By: Hayden Fitzsimons
‘I Saw the Devil’ is a Korean film which was released in 2010, and was directed by Kim Jee-woon. In my previous reviews, I’ve often gone into detail on the director, cast, release, and plot in general. However, I find myself wanting to avoid describing this film as much as possible. This does pose some problems as a review is, well, a review.
‘I Saw the Devil’s’ plot is something I will try to avoid spoiling or detailing as much as possible, however, the central point is hard to not talk about. The film revolves around the gruesome murder of Kim Soo-hyeon’s fiancé. Kim Soo-hyeon, a heavily trained secret agent, makes it his duty to track down the killer and avenge his fiancé. However, the vengeance isn’t as simple as one may assume. In films like ‘John Wick’, the plot is simple; a character important to the protagonist is killed, and so the protagonist tracks down and kills or catches the antagonist. ‘I Saw the Devil’ takes a different route.
It does not take Soo-hyeon long at all to catch the killer, and whilst brutally assaulting this man, Soo-hyeon decides to let him live. He places a tracker into Kyung-chul, the killer, and repeatedly attacks him for the rest of the film. Another monster has been created by a monster.
But, this film is not as simple as following the creation of a monster thanks to revenge. No, the film chronicles nearly constant violence. When I say that this film is not for the faint of heart, I mean it. Many films pose as such and yet barely reach an R-rating. However, ‘I Saw the Devil’ more than earns its R-rating. This film is one of the most brutal and disturbing films I’ve seen, and yet it somehow manages to not be in poor taste, and not go over the top into absurdity.

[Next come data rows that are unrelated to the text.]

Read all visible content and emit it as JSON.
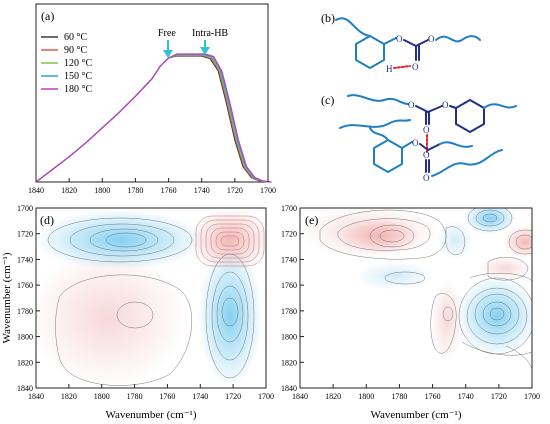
{
  "figure": {
    "panel_labels": {
      "a": "(a)",
      "b": "(b)",
      "c": "(c)",
      "d": "(d)",
      "e": "(e)"
    }
  },
  "chart_data": [
    {
      "type": "line",
      "panel": "(a)",
      "xlabel": "",
      "ylabel": "",
      "xlim": [
        1840,
        1700
      ],
      "ticks": [
        "1840",
        "1820",
        "1800",
        "1780",
        "1760",
        "1740",
        "1720",
        "1700"
      ],
      "annotations": [
        {
          "text": "Free",
          "x": 1760
        },
        {
          "text": "Intra-HB",
          "x": 1740
        }
      ],
      "series": [
        {
          "name": "60 °C",
          "color": "#3a3a3a"
        },
        {
          "name": "90 °C",
          "color": "#e05a5a"
        },
        {
          "name": "120 °C",
          "color": "#7ac943"
        },
        {
          "name": "150 °C",
          "color": "#2aa1d8"
        },
        {
          "name": "180 °C",
          "color": "#c23ac8"
        }
      ],
      "x": [
        1840,
        1830,
        1820,
        1810,
        1800,
        1790,
        1780,
        1770,
        1765,
        1760,
        1755,
        1750,
        1745,
        1740,
        1735,
        1730,
        1725,
        1720,
        1715,
        1710,
        1705,
        1700
      ],
      "base_y": [
        0.0,
        0.1,
        0.2,
        0.31,
        0.43,
        0.55,
        0.68,
        0.82,
        0.92,
        0.985,
        1.0,
        1.0,
        1.0,
        1.0,
        0.98,
        0.88,
        0.62,
        0.33,
        0.12,
        0.035,
        0.008,
        0.0
      ],
      "shift_per_series": 0.9
    },
    {
      "type": "heatmap",
      "panel": "(d)",
      "xlabel": "Wavenumber (cm⁻¹)",
      "ylabel": "Wavenumber (cm⁻¹)",
      "x_ticks": [
        "1840",
        "1820",
        "1800",
        "1780",
        "1760",
        "1740",
        "1720",
        "1700"
      ],
      "y_ticks": [
        "1700",
        "1720",
        "1740",
        "1760",
        "1780",
        "1800",
        "1820",
        "1840"
      ],
      "peaks": [
        {
          "x": 1725,
          "y": 1723,
          "sign": "positive"
        },
        {
          "x": 1778,
          "y": 1723,
          "sign": "negative"
        },
        {
          "x": 1725,
          "y": 1778,
          "sign": "negative"
        },
        {
          "x": 1778,
          "y": 1778,
          "sign": "positive"
        }
      ]
    },
    {
      "type": "heatmap",
      "panel": "(e)",
      "xlabel": "Wavenumber (cm⁻¹)",
      "ylabel": "",
      "x_ticks": [
        "1840",
        "1820",
        "1800",
        "1780",
        "1760",
        "1740",
        "1720",
        "1700"
      ],
      "y_ticks": [
        "1700",
        "1720",
        "1740",
        "1760",
        "1780",
        "1800",
        "1820",
        "1840"
      ],
      "peaks": [
        {
          "x": 1780,
          "y": 1720,
          "sign": "positive"
        },
        {
          "x": 1728,
          "y": 1705,
          "sign": "negative"
        },
        {
          "x": 1745,
          "y": 1725,
          "sign": "negative"
        },
        {
          "x": 1708,
          "y": 1725,
          "sign": "positive"
        },
        {
          "x": 1720,
          "y": 1748,
          "sign": "positive"
        },
        {
          "x": 1770,
          "y": 1752,
          "sign": "negative"
        },
        {
          "x": 1752,
          "y": 1780,
          "sign": "positive"
        },
        {
          "x": 1720,
          "y": 1780,
          "sign": "negative"
        }
      ]
    }
  ]
}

Once again, I must stress the disgusting and deeply disturbing events that continually happen practically one after another with very little down time. There is constantly blood and violence, however, this is barely the tip of the iceberg. Depictions of cannibalism, severed bodies, decapitation, attempted rape, mutilation, and torture are all on-screen multiple times throughout the film. This is why I find myself unable to recommend this film, despite the fact it is an incredible film with an enthralling and action-packed story.
However, if you believe you can handle the violence, or even get a kick out of it, then I’d advise caution, but would urge you to see the film. ‘I Saw the Devil’ somehow manages to use its continual gruesome violence to teach a valuable lesson on the dangers of revenge, and the horrid lengths humans will attempt to reach just to inflict pain on another.